Dahiliye Vekili Şükrü Kaya Bey:

– Efendim anladım ve arz ettim. […] Sanat yapmıyorsa polis, ne yapıyorsun gelip bakacağım diyecektir. Şunun bunun merakını uyandıracağım diye memleketimizde fena şekiller arayan ve ihdas eden bir filmden vatanımız için, memleketimiz için, menafii için bir şey yoktur. ‘Neresini alıyorsunuz beyefendi göreyim’ diyecektir. Türklere icap ettiği kadar ruhsat verilir. Diğerlerine de kayıt konur. Kendilerinin endişeleri nizamnamede bertaraf olacaktır.

Hakkı Tarık Bey:

– Beyefendinin izahlarına teşekkür ederim. Maksatlarımızda birlik vardır. Fakat nizamnameye bazı kayıtların konması gerekir. […] Türkiye dahilinde bu kabil filmler, zaten polisin ve hükümetin tetkikinden geçecektir. Fakat ben de kendileriyle birlikte teyit etmek isterim ki, Türkiye’nin haricine gitmesine mani olacak tedbirler alınmalıdır. Onun için şöyle bir formül tesbit ettim: ‘Aktüalite filmleri, bu filmleri çekecekler tarafından daha evvelden haber verilmesi bu kaydın haricindedir’ diye bir hüküm konulmasını istiyorum. Eğer Vekil Bey, bunu nizamname ile temin ederse mesele yoktur. [1]

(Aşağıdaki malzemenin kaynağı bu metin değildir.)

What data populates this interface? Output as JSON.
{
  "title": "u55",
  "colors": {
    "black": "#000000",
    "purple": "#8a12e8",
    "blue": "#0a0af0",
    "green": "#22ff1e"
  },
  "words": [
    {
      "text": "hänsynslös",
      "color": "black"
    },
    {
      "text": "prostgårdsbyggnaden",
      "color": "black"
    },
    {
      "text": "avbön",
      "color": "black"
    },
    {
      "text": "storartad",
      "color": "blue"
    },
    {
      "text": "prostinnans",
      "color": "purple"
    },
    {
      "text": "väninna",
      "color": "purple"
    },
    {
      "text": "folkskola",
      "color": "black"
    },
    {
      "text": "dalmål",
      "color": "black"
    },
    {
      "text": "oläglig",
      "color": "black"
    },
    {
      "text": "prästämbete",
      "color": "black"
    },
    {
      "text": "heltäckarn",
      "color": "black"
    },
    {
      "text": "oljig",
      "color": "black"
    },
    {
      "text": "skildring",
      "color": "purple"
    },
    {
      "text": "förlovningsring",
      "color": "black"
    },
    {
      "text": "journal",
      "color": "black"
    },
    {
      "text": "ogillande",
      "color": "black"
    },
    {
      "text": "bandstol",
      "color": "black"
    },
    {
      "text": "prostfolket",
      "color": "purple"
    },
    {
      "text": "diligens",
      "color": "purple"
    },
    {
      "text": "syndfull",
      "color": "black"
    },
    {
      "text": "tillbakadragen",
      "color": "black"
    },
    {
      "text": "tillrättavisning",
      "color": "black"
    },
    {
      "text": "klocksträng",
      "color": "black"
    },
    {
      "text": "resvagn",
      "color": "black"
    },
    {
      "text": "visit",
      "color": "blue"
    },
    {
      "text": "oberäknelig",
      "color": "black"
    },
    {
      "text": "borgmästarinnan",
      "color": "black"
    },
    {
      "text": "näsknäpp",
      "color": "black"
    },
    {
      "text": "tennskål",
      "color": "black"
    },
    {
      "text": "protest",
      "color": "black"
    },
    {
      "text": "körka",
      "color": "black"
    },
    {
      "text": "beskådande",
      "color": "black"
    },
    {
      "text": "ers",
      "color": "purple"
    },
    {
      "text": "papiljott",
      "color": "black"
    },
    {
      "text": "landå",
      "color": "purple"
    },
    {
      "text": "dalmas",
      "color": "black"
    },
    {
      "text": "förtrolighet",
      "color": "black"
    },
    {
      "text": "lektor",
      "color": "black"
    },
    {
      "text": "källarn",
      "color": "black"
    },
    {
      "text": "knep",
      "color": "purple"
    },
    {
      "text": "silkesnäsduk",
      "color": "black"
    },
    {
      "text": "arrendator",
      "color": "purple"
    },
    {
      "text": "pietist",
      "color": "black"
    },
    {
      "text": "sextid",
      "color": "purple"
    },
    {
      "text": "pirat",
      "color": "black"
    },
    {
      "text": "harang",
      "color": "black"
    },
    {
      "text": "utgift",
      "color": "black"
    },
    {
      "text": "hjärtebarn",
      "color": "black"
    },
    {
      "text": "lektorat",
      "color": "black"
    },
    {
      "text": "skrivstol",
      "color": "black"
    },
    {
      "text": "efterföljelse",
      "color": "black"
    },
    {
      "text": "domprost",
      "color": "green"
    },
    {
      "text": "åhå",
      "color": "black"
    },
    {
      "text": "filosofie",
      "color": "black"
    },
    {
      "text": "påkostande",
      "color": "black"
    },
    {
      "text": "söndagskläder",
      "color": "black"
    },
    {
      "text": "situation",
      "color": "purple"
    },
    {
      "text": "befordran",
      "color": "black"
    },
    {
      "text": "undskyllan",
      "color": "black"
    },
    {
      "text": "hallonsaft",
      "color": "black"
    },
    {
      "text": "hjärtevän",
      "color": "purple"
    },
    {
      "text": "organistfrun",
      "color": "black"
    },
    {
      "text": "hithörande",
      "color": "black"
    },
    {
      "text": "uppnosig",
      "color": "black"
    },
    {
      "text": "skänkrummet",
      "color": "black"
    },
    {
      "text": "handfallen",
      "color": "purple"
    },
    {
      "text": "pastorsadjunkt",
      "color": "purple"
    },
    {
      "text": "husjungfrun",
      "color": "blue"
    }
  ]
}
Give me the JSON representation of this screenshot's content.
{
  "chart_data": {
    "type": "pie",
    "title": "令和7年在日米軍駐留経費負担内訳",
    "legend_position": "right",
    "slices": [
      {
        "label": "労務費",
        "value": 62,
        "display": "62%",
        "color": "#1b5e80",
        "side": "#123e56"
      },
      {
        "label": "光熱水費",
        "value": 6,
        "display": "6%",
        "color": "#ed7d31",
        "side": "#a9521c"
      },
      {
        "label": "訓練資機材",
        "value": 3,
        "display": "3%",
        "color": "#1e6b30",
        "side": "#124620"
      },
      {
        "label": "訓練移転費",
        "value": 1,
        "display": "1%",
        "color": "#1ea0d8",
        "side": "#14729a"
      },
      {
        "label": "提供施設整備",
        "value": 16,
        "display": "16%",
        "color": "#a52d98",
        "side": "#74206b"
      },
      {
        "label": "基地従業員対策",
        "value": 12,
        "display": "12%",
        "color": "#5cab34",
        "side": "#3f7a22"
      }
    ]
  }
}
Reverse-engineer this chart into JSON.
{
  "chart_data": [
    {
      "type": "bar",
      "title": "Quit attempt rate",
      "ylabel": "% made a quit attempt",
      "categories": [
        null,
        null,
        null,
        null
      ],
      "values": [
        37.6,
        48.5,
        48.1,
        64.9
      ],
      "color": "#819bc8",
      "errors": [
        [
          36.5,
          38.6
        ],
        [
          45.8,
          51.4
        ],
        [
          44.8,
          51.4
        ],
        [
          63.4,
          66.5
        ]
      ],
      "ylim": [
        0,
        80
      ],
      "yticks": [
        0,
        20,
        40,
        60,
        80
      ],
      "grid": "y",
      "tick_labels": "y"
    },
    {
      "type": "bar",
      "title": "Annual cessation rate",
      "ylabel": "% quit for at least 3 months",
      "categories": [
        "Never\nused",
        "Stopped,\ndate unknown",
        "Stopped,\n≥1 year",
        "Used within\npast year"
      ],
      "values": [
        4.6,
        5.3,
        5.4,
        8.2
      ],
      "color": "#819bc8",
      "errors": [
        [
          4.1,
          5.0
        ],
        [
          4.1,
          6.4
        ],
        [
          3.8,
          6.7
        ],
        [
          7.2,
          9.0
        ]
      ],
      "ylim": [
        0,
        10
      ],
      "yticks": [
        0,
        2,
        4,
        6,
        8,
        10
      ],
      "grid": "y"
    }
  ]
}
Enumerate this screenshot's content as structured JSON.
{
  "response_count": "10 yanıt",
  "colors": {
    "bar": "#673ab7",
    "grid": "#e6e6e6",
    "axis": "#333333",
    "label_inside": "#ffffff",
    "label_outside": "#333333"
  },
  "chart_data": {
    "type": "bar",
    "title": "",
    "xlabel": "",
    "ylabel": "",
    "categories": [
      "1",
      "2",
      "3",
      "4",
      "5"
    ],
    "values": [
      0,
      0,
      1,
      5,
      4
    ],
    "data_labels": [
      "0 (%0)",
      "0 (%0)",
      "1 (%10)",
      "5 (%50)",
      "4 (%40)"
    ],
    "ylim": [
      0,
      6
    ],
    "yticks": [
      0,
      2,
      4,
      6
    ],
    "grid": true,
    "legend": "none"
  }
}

Bu dönemde dikkat çeken tartışmalardan biri de o dönemde sinemanın sanat mı, tüketim sektörüne dâhil edilebilecek bir eğlence alanı mı, yoksa eğitimde kullanılabilecek bir araç mı olduğu üzerine. Bu bağlamda sinema salonlarında gösterilen uzun metraj filmlerden önce eğitici içerikli bazı kısa filmlerin gösterilmesine, dönemin Halkevleri’nde gösterilen filmlerin neye göre seçildiklerine ve bazı “aydınların” bu konudaki fikirlerine kadar pek çok detayı bir arada bulabiliyoruz. Sektöre devlet müdahalesi boyutundan tutun entelektüel çevrelerde sinemanın halk üzerindeki etkisine, bununla da kalmayıp sinema camiası içerisinde sanatsal boyutuna dair tartışmalara kadar hemen hemen tüm görüşler araştırmaya dâhil edilerek yazılmış bir dönemsel inceleme diyebiliriz. Yani bu bölümde genel olarak 30’lu yıllarda hem sinemanın içinden, hem de çevresinde oluşan tartışmalar üzerinden geniş ve kapsamlı bir dönem haritası çizildiğini, neredeyse hiçbir konunun ya da kaynağın atlanmadan bütünlüklü bir şekilde bir araya getirildiğini görebiliyoruz. Türk Sineması üzerine bir araştırma yürüten ya da sadece kişisel merak ile 1930’larla ilgilenen okuyucular için en kapsamlı araştırmalardan biri, Nilgün Abisel’in bu kitabının ilk bölümü yani “1928-1938 Dönemi Türkiye’sinde Sinema Üzerine ‘Düşünceler’”. İlk bakışta tırnak içine alınmış “düşünceler” ile Abisel’in fikirlerini ortaya koyduğu deneme tarzı bir yazı okuyacağımız hissini alsak da burada kastedilenin aslında o dönemde sinemaya dair ortaya konulan ve tartışılan “düşünceler” olduğunu, yürütülen incelikli araştırmayı okuyunca anlıyoruz. 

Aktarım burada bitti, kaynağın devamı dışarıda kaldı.